Bonnie Winograd’s family is ahead of the curve. Years ago, when some cousins went off to college, they created a Hanukkah tradition of celebrating the holiday during Thanksgiving weekend. “We celebrate on Sunday morning, usually at noon,” she says. “Given that each college schedule is different, it’s really the only time that we have when everyone is in town and available.” Now that her own daughter is in college in New York, Bonnie says she’s “thrilled to be able to celebrate with Nicole when it’s actually Hanukkah.”

Ali Katz has young boys at home, but she’s taking the confluence of the two holidays in stride. “We’ll have Thanksgiving lunch and Hanukkah dinner,” she says. That means traditional turkey and dressing, followed by latkes (think fried hash-brown pancakes) and the chocolate coins called gelt. The food coma taken to new heights.

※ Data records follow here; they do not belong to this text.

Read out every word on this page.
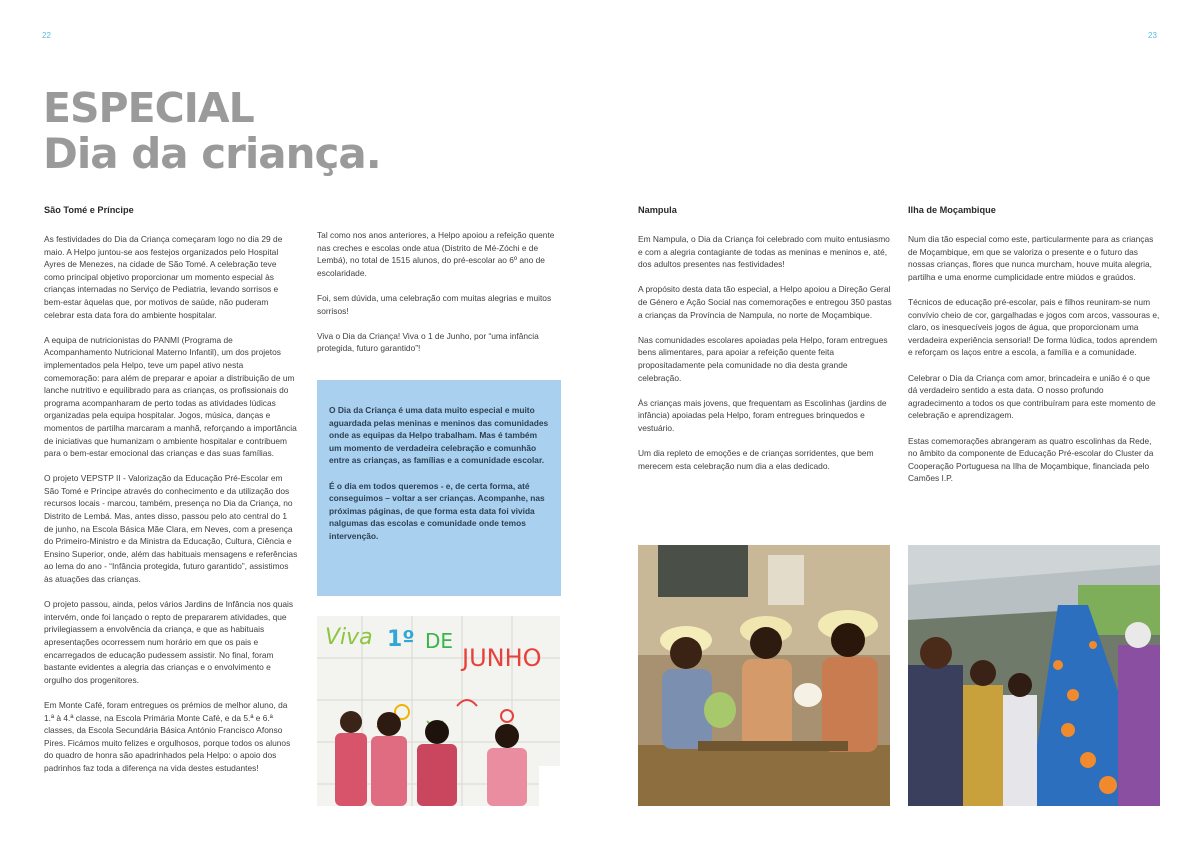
22	23
ESPECIAL
Dia da criança.
São Tomé e Príncipe

As festividades do Dia da Criança começaram logo no dia 29 de maio. A Helpo juntou-se aos festejos organizados pelo Hospital Ayres de Menezes, na cidade de São Tomé. A celebração teve como principal objetivo proporcionar um momento especial às crianças internadas no Serviço de Pediatria, levando sorrisos e bem-estar àquelas que, por motivos de saúde, não puderam celebrar esta data fora do ambiente hospitalar.

A equipa de nutricionistas do PANMI (Programa de Acompanhamento Nutricional Materno Infantil), um dos projetos implementados pela Helpo, teve um papel ativo nesta comemoração: para além de preparar e apoiar a distribuição de um lanche nutritivo e equilibrado para as crianças, os profissionais do programa acompanharam de perto todas as atividades lúdicas organizadas pela equipa hospitalar. Jogos, música, danças e momentos de partilha marcaram a manhã, reforçando a importância de iniciativas que humanizam o ambiente hospitalar e contribuem para o bem-estar emocional das crianças e das suas famílias.

O projeto VEPSTP II - Valorização da Educação Pré-Escolar em São Tomé e Príncipe através do conhecimento e da utilização dos recursos locais - marcou, também, presença no Dia da Criança, no Distrito de Lembá. Mas, antes disso, passou pelo ato central do 1 de junho, na Escola Básica Mãe Clara, em Neves, com a presença do Primeiro-Ministro e da Ministra da Educação, Cultura, Ciência e Ensino Superior, onde, além das habituais mensagens e referências ao lema do ano - “Infância protegida, futuro garantido”, assistimos às atuações das crianças.

O projeto passou, ainda, pelos vários Jardins de Infância nos quais intervém, onde foi lançado o repto de prepararem atividades, que privilegiassem a envolvência da criança, e que as habituais apresentações ocorressem num horário em que os pais e encarregados de educação pudessem assistir. No final, foram bastante evidentes a alegria das crianças e o envolvimento e orgulho dos progenitores.

Em Monte Café, foram entregues os prémios de melhor aluno, da 1.ª à 4.ª classe, na Escola Primária Monte Café, e da 5.ª e 6.ª classes, da Escola Secundária Básica António Francisco Afonso Pires. Ficámos muito felizes e orgulhosos, porque todos os alunos do quadro de honra são apadrinhados pela Helpo: o apoio dos padrinhos faz toda a diferença na vida destes estudantes!

Tal como nos anos anteriores, a Helpo apoiou a refeição quente nas creches e escolas onde atua (Distrito de Mé-Zóchi e de Lembá), no total de 1515 alunos, do pré-escolar ao 6º ano de escolaridade.

Foi, sem dúvida, uma celebração com muitas alegrias e muitos sorrisos!

Viva o Dia da Criança! Viva o 1 de Junho, por “uma infância protegida, futuro garantido”!

O Dia da Criança é uma data muito especial e muito aguardada pelas meninas e meninos das comunidades onde as equipas da Helpo trabalham. Mas é também um momento de verdadeira celebração e comunhão entre as crianças, as famílias e a comunidade escolar.

É o dia em todos queremos - e, de certa forma, até conseguimos – voltar a ser crianças. Acompanhe, nas próximas páginas, de que forma esta data foi vivida nalgumas das escolas e comunidade onde temos intervenção.

Nampula

Em Nampula, o Dia da Criança foi celebrado com muito entusiasmo e com a alegria contagiante de todas as meninas e meninos e, até, dos adultos presentes nas festividades!

A propósito desta data tão especial, a Helpo apoiou a Direção Geral de Género e Ação Social nas comemorações e entregou 350 pastas a crianças da Província de Nampula, no norte de Moçambique.

Nas comunidades escolares apoiadas pela Helpo, foram entregues bens alimentares, para apoiar a refeição quente feita propositadamente pela comunidade no dia desta grande celebração.

Às crianças mais jovens, que frequentam as Escolinhas (jardins de infância) apoiadas pela Helpo, foram entregues brinquedos e vestuário.

Um dia repleto de emoções e de crianças sorridentes, que bem merecem esta celebração num dia a elas dedicado.

Ilha de Moçambique

Num dia tão especial como este, particularmente para as crianças de Moçambique, em que se valoriza o presente e o futuro das nossas crianças, flores que nunca murcham, houve muita alegria, partilha e uma enorme cumplicidade entre miúdos e graúdos.

Técnicos de educação pré-escolar, pais e filhos reuniram-se num convívio cheio de cor, gargalhadas e jogos com arcos, vassouras e, claro, os inesquecíveis jogos de água, que proporcionam uma verdadeira experiência sensorial! De forma lúdica, todos aprendem e reforçam os laços entre a escola, a família e a comunidade.

Celebrar o Dia da Criança com amor, brincadeira e união é o que dá verdadeiro sentido a esta data. O nosso profundo agradecimento a todos os que contribuíram para este momento de celebração e aprendizagem.

Estas comemorações abrangeram as quatro escolinhas da Rede, no âmbito da componente de Educação Pré-escolar do Cluster da Cooperação Portuguesa na Ilha de Moçambique, financiada pelo Camões I.P.

Viva 1º DE
JUNHO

There are those who have taken the concept a tad farther. A New York fourth grader is selling “Menurkeys,” as in menorah-turkeys, a mash-up of the traditional Hanukkah 8-light candelabra and a decorative turkey. One website touts his invention with the tag, “Thanksgiving and Hanukkah overlap this year; accessorize accordingly.”

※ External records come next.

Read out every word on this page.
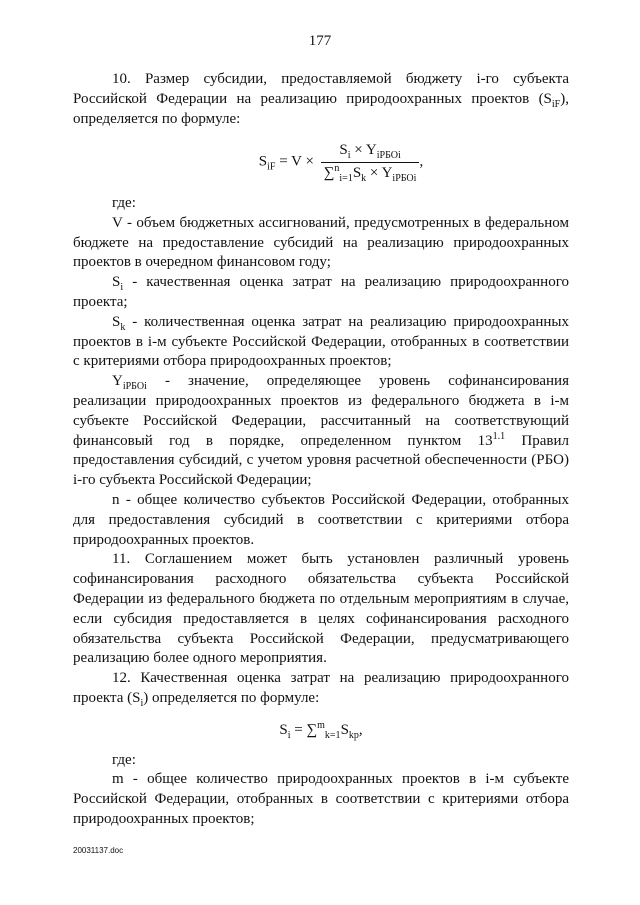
177

10. Размер субсидии, предоставляемой бюджету i-го субъекта Российской Федерации на реализацию природоохранных проектов $(S_{iF})$, определяется по формуле:

$S_{iF} = V \times \frac{S_i \times Y_{iРБОi}}{\sum^n_{i=1}S_k \times Y_{iРБОi}}$ ,

где:

V - объем бюджетных ассигнований, предусмотренных в федеральном бюджете на предоставление субсидий на реализацию природоохранных проектов в очередном финансовом году;

$S_i$ - качественная оценка затрат на реализацию природоохранного проекта;

$S_k$ - количественная оценка затрат на реализацию природоохранных проектов в i-м субъекте Российской Федерации, отобранных в соответствии с критериями отбора природоохранных проектов;

$Y_{iРБОi}$ - значение, определяющее уровень софинансирования реализации природоохранных проектов из федерального бюджета в i-м субъекте Российской Федерации, рассчитанный на соответствующий финансовый год в порядке, определенном пунктом $13^{1.1}$ Правил предоставления субсидий, с учетом уровня расчетной обеспеченности (РБО) i-го субъекта Российской Федерации;

n - общее количество субъектов Российской Федерации, отобранных для предоставления субсидий в соответствии с критериями отбора природоохранных проектов.

11. Соглашением может быть установлен различный уровень софинансирования расходного обязательства субъекта Российской Федерации из федерального бюджета по отдельным мероприятиям в случае, если субсидия предоставляется в целях софинансирования расходного обязательства субъекта Российской Федерации, предусматривающего реализацию более одного мероприятия.

12. Качественная оценка затрат на реализацию природоохранного проекта $(S_i)$ определяется по формуле:

$S_i = \sum^m_{k=1}S_{kp}$,

где:

m - общее количество природоохранных проектов в i-м субъекте Российской Федерации, отобранных в соответствии с критериями отбора природоохранных проектов;

20031137.doc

The combo-holiday name Thanksgivukkah has its own Facebook page and Twitter account. And a story in the Wall Street Journal predicts that because Hanukkah shopping will take flight before Thanksgiving, a possible second Black Friday is possible. The same article warns retailers of “shopping season fatigue” by Christmas if they push the holiday shopping season too early.

But Olga, the seminary student, says there’s a happy significance to be found in this rare convergence of holidays. “Thanksgiving and Hanukkah both celebrate freedom – the Pilgrims’ freedom in their new land and the Jews’ freedom to rebuild a destroyed temple,” Olga says. “They both celebrate family and home. And, most importantly, they both celebrate the notion of giving thanks. Hanukkah celebrates how grateful we are to have the right to worship as we please, and Thanksgiving celebrates how grateful we are for our freedoms and liberties. This is a wonderful opportunity to bring together all those aspects of both holidays.”

For me, things hit home – and I lightened up – when my sister, who comes to town with her family from Dallas for Thanksgiving, said, “I’m happy because we’ll already be in Houston and I won’t feel like we’re missing something or need to travel again.”

So this year we’ll do a little of everything. Thanksgiving leftovers, a Rice-Tulane football game and a Hanukkah latke party. All in one day.